The type of reactor it is intended to use at Carnsore Point is in use on hundreds of sites around the world and has caused no problems whatsoever. Because of the history of the situation around the world there is no reason to have any inquiry held here. It is not a fast reactor like that at Windscale. If it was one of that type I would agree with the Deputy, but it is the normal conventional nuclear reactor in use right around the world.

I agree with the Minister about this. I do not have the misgivings he is talking about, but many perfectly honest and decent people do. What have the Department got to lose by setting up such an inquiry— number one, from the point of view of the safety aspect, about which most people are concerned; and, number two, in order to thrash out in public the question of whether or not we need this enormous investment, or whether there is some cheaper way of satisfying our energy needs?

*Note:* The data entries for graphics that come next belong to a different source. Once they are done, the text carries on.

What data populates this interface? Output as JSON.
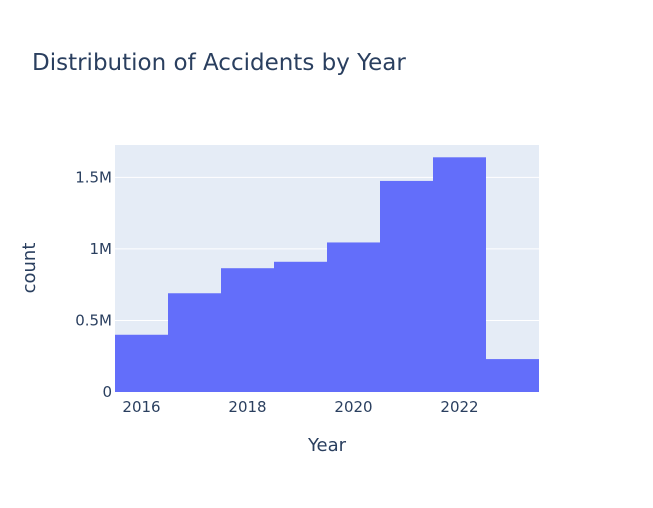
{
  "chart_data": {
    "type": "bar",
    "title": "Distribution of Accidents by Year",
    "xlabel": "Year",
    "ylabel": "count",
    "bins": [
      {
        "start": 2015.5,
        "end": 2016.5,
        "value": 400000
      },
      {
        "start": 2016.5,
        "end": 2017.5,
        "value": 690000
      },
      {
        "start": 2017.5,
        "end": 2018.5,
        "value": 865000
      },
      {
        "start": 2018.5,
        "end": 2019.5,
        "value": 910000
      },
      {
        "start": 2019.5,
        "end": 2020.5,
        "value": 1045000
      },
      {
        "start": 2020.5,
        "end": 2021.5,
        "value": 1475000
      },
      {
        "start": 2021.5,
        "end": 2022.5,
        "value": 1640000
      },
      {
        "start": 2022.5,
        "end": 2023.5,
        "value": 230000
      }
    ],
    "xlim": [
      2015.5,
      2023.5
    ],
    "ylim": [
      0,
      1726000
    ],
    "xticks": [
      {
        "value": 2016,
        "label": "2016"
      },
      {
        "value": 2018,
        "label": "2018"
      },
      {
        "value": 2020,
        "label": "2020"
      },
      {
        "value": 2022,
        "label": "2022"
      }
    ],
    "yticks": [
      {
        "value": 0,
        "label": "0"
      },
      {
        "value": 500000,
        "label": "0.5M"
      },
      {
        "value": 1000000,
        "label": "1M"
      },
      {
        "value": 1500000,
        "label": "1.5M"
      }
    ],
    "grid": true,
    "colors": {
      "bar": "#636efa",
      "plot_background": "#e5ecf6",
      "grid": "#ffffff",
      "text": "#2a3f5f"
    }
  }
}
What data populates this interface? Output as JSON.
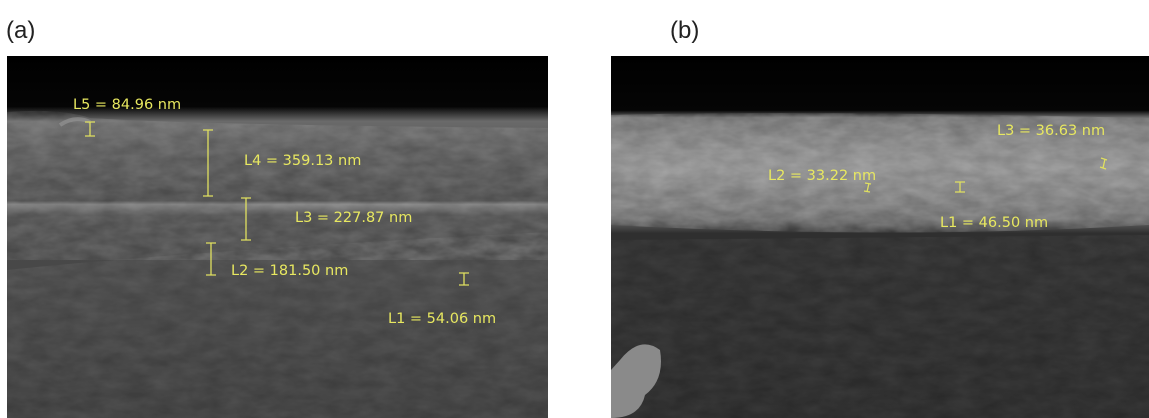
{
  "panels": [
    {
      "label": "(a)",
      "measurements": [
        "L5 = 84.96 nm",
        "L4 = 359.13 nm",
        "L3 = 227.87 nm",
        "L2 = 181.50 nm",
        "L1 = 54.06 nm"
      ]
    },
    {
      "label": "(b)",
      "measurements": [
        "L3 = 36.63 nm",
        "L2 = 33.22 nm",
        "L1 = 46.50 nm"
      ]
    }
  ]
}
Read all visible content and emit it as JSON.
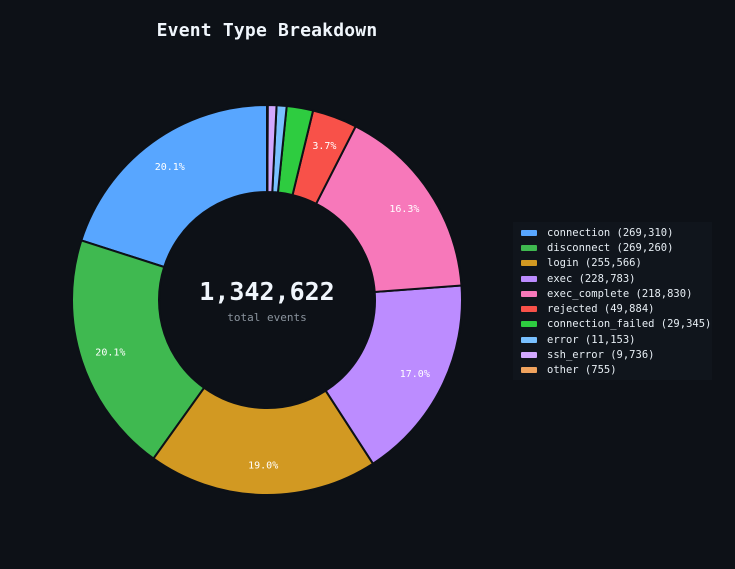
{
  "chart_data": {
    "type": "pie",
    "style": "donut",
    "title": "Event Type Breakdown",
    "center": {
      "total": "1,342,622",
      "subtitle": "total events"
    },
    "slices": [
      {
        "name": "connection",
        "value": 269310,
        "color": "#58a6ff",
        "pct_label": "20.1%",
        "legend": "connection  (269,310)"
      },
      {
        "name": "disconnect",
        "value": 269260,
        "color": "#3fb950",
        "pct_label": "20.1%",
        "legend": "disconnect  (269,260)"
      },
      {
        "name": "login",
        "value": 255566,
        "color": "#d29922",
        "pct_label": "19.0%",
        "legend": "login  (255,566)"
      },
      {
        "name": "exec",
        "value": 228783,
        "color": "#bc8cff",
        "pct_label": "17.0%",
        "legend": "exec  (228,783)"
      },
      {
        "name": "exec_complete",
        "value": 218830,
        "color": "#f778ba",
        "pct_label": "16.3%",
        "legend": "exec_complete  (218,830)"
      },
      {
        "name": "rejected",
        "value": 49884,
        "color": "#f85149",
        "pct_label": "3.7%",
        "legend": "rejected  (49,884)"
      },
      {
        "name": "connection_failed",
        "value": 29345,
        "color": "#2ecc40",
        "pct_label": "",
        "legend": "connection_failed  (29,345)"
      },
      {
        "name": "error",
        "value": 11153,
        "color": "#79c0ff",
        "pct_label": "",
        "legend": "error  (11,153)"
      },
      {
        "name": "ssh_error",
        "value": 9736,
        "color": "#d2a8ff",
        "pct_label": "",
        "legend": "ssh_error  (9,736)"
      },
      {
        "name": "other",
        "value": 755,
        "color": "#f0a35e",
        "pct_label": "",
        "legend": "other  (755)"
      }
    ],
    "start_angle": "top",
    "direction": "counterclockwise",
    "legend_position": "right"
  }
}
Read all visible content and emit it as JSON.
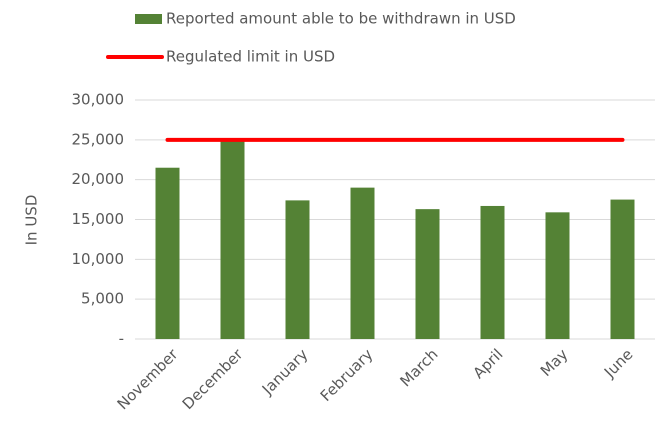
{
  "chart_data": {
    "type": "bar",
    "y_label": "In USD",
    "categories": [
      "November",
      "December",
      "January",
      "February",
      "March",
      "April",
      "May",
      "June"
    ],
    "series": [
      {
        "name": "Reported amount able to be withdrawn in USD",
        "color": "#548235",
        "type": "bar",
        "values": [
          21500,
          25000,
          17400,
          19000,
          16300,
          16700,
          15900,
          17500
        ]
      },
      {
        "name": "Regulated limit in USD",
        "color": "#ff0000",
        "type": "line",
        "values": [
          25000,
          25000,
          25000,
          25000,
          25000,
          25000,
          25000,
          25000
        ]
      }
    ],
    "ylim": [
      0,
      30000
    ],
    "yticks": [
      {
        "value": 0,
        "label": "-"
      },
      {
        "value": 5000,
        "label": "5,000"
      },
      {
        "value": 10000,
        "label": "10,000"
      },
      {
        "value": 15000,
        "label": "15,000"
      },
      {
        "value": 20000,
        "label": "20,000"
      },
      {
        "value": 25000,
        "label": "25,000"
      },
      {
        "value": 30000,
        "label": "30,000"
      }
    ],
    "grid": true
  }
}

A lot of the questions that have been disturbing the public mind through bad information will be sorted out in the discussion document on the energy situation in Ireland generally which will be published next month.

May I tell the Minister what is my prediction about this, that he is going to wind up finding himself in the very same position as the Minister for Fisheries found himself when he was in charge of the Department of Justice, when the whole country was shouting at him and he had to lay on an inquiry into the death of a man in a Cork police station having, first of all, stone-walled for three months? The very same thing will happen to this Minister's Department.

May I ask the Minister——

Order, please.

(Cavan-Monaghan): I should like to ask the Minister if I heard him correctly when I think he said the board of the ESB, being a semi-State body, would do what they were told.

In regard to cooperation on any particular inquiry— that was what I meant.

(Cavan-Monaghan): Did I understand the Minister to say that if an inquiry was held the ESB, being a semi-State body, would do what they were told, thereby giving the impression that they were puppets in the hands of the Government? I will leave it to the Minister.

The Deputy is taking it totally out of context.

(Cavan-Monaghan): I will leave it to the Minister; let him get out of his own mess.

The Deputy is taking it totally out of context; there is no suggestion whatsoever of their being a puppet. The intention I had in mind was that I had no doubt that if the Government decided on a public inquiry the board would then co-operate. It is not for the board to initiate a public inquiry; it is for the Government.

(Cavan-Monaghan): Did the Minister not say that the board would do what they were told if there was a public inquiry? There is a difference in principle involved.

(Interruptions.)

Is the Minister aware that the proposed Government discussion paper, which will deal in part with the nuclear power plant proposed, in no way deals with, for example, the disposal of radioactive waste, and makes no proposals therefor? Hence the need for a commission of inquiry.

Do I take it from what Deputy B. Desmond has just said that he is aware of the contents of the discussion document? I am not aware of its contents and I am Minister of State at the Department?

I can assure the Minister that I have attended a number of seminars recently on the energy question, including one that the Minister addressed. I attended one that his own Minister attended and I have from these papers a reasonable indication of what is in the Green Paper.

I am not familiar with what is in it.

I heard a man from Deputy D'Arcy's constituency talking about it too.